– Я за вами. Начштаба приказал разместить. Идемте. Только придется вас по разным эскадрильям развести.
Воронов и Стрельцов встали зевая, взяли свои дорожные чемоданчики. Над аэродромом стлались густые сумерки. Их не пробивал ни один огонек. Ветер дул с запада пресный, несильный, путался в листве. Слышался в этом ветре легкий запах выгоревшей за лето лебеды. На западе глухо охали орудия. Иногда их стрельба сливалась в погромыхивание. Над далекой зубчаткой леса внезапно встал блеклый столб света. Не потухая, колыхался он в воздухе.
– Это он осветительную подвесил, – негромко пояснил лейтенант Ипатьев.
– Кто «он»? – не понял Воронов.
– Фашист. Сейчас бомбить будет.
Действительно, не успели они отойти от землянки, как в той стороне, где только что погас свет, раздалось несколько гулких ударов. Казалось, кто-то невидимый бьет по земле огромным молотом, и она, потревоженная, возмущенная, отзывается под ногами глухим гулом.
Утихли взрывы, и вскоре где-то совсем близко от аэродрома, в звездной тишине, послышалось вибрирующее завывание моторов. Был этот угрюмый, прерывистый, хрипловатый вой таким особенным, что, даже однажды его услышав, нельзя спутать ни с чем иным.
– «Юнкерсы», – тихо проговорил Стрельцов. Лейтенант Ипатьев в темноте улыбнулся.
– Быстро научились различать. Да, «юнкерсы». На Москву рвутся.

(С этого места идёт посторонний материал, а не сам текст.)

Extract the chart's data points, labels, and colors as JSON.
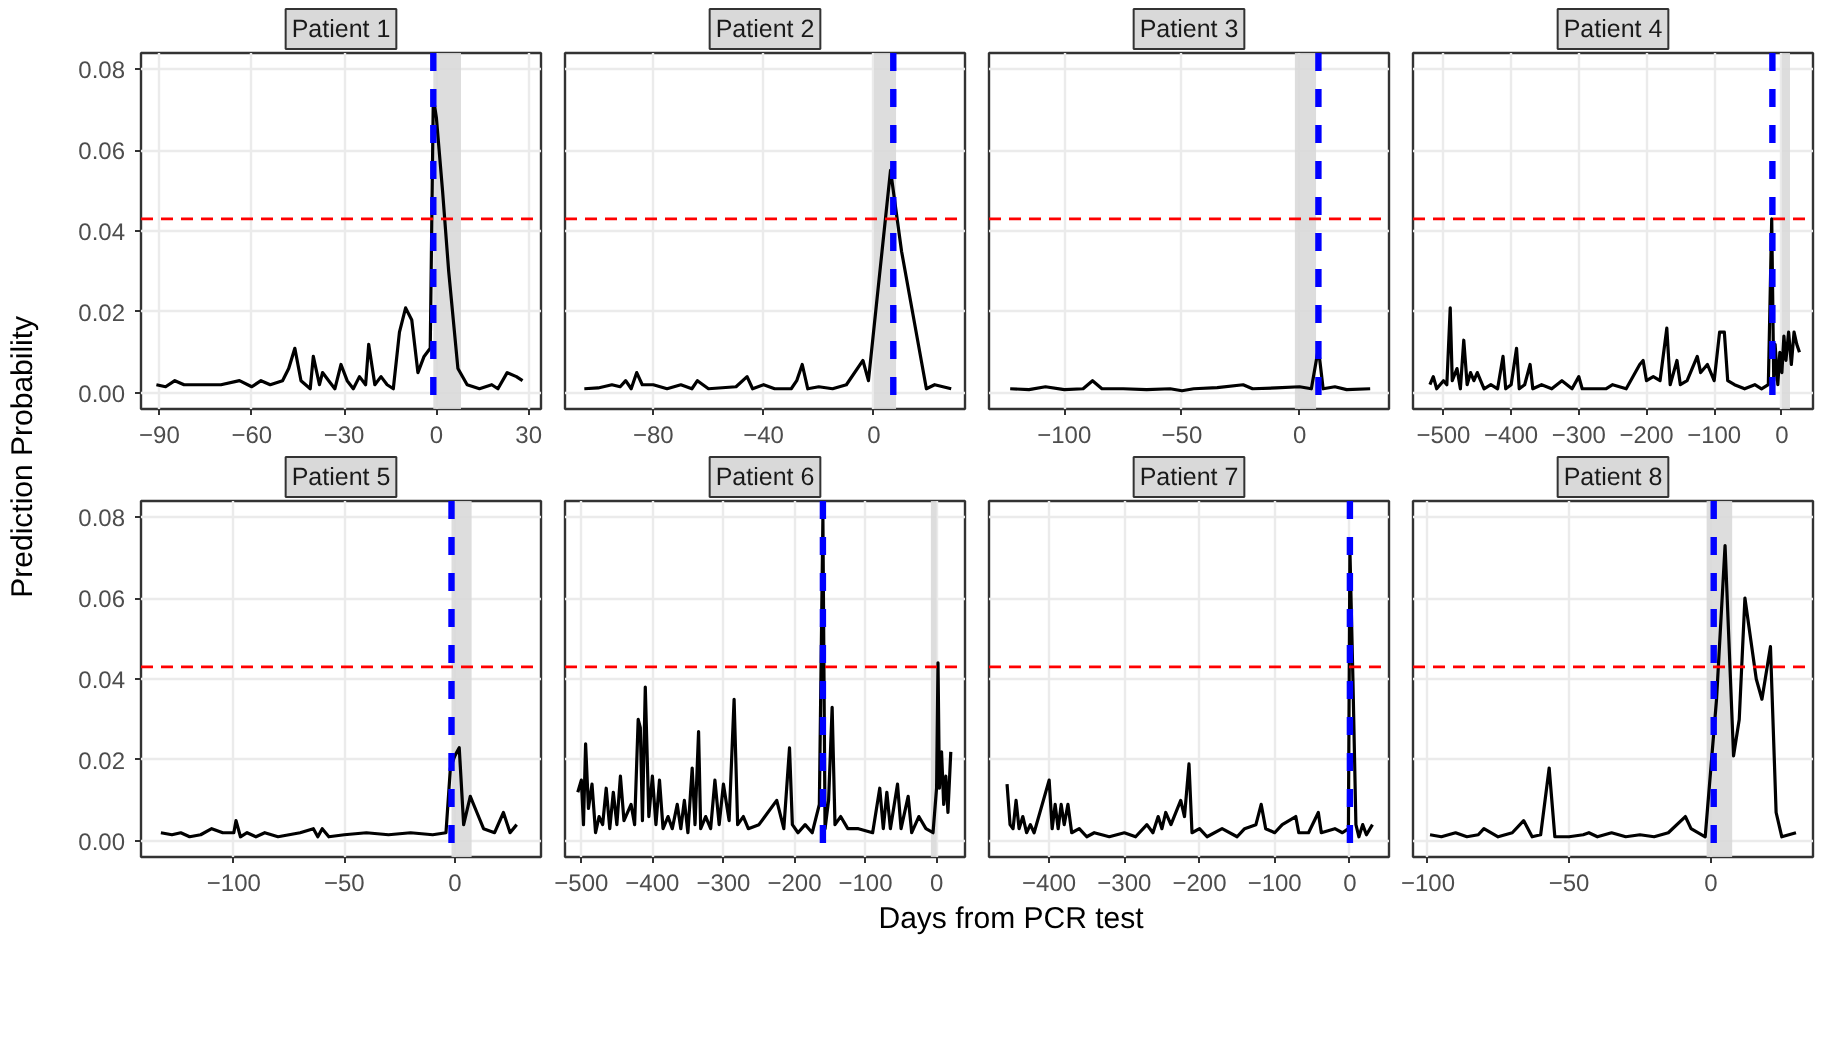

Они всегда по этому маршруту ходят, – сказал он, видимо довольный тем, что может помочь своим ровесникам и новым однополчанам постигнуть фронтовую обстановку. – А знаете, – продолжал он, – фашисты все-таки твердолобые. У них везде одни и те же приемы. В воздушных боях атаки строят по трафарету, на Москву ходят по одному и тому же маршруту. Я раньше думал, это только в авиации так. А поездил в штаб фронта за оперативными данными и убедился, что они везде воюют по схеме. И пехота, и танки. Клещи, охваты. Троекратное и пятикратное преимущество – вот их козыри.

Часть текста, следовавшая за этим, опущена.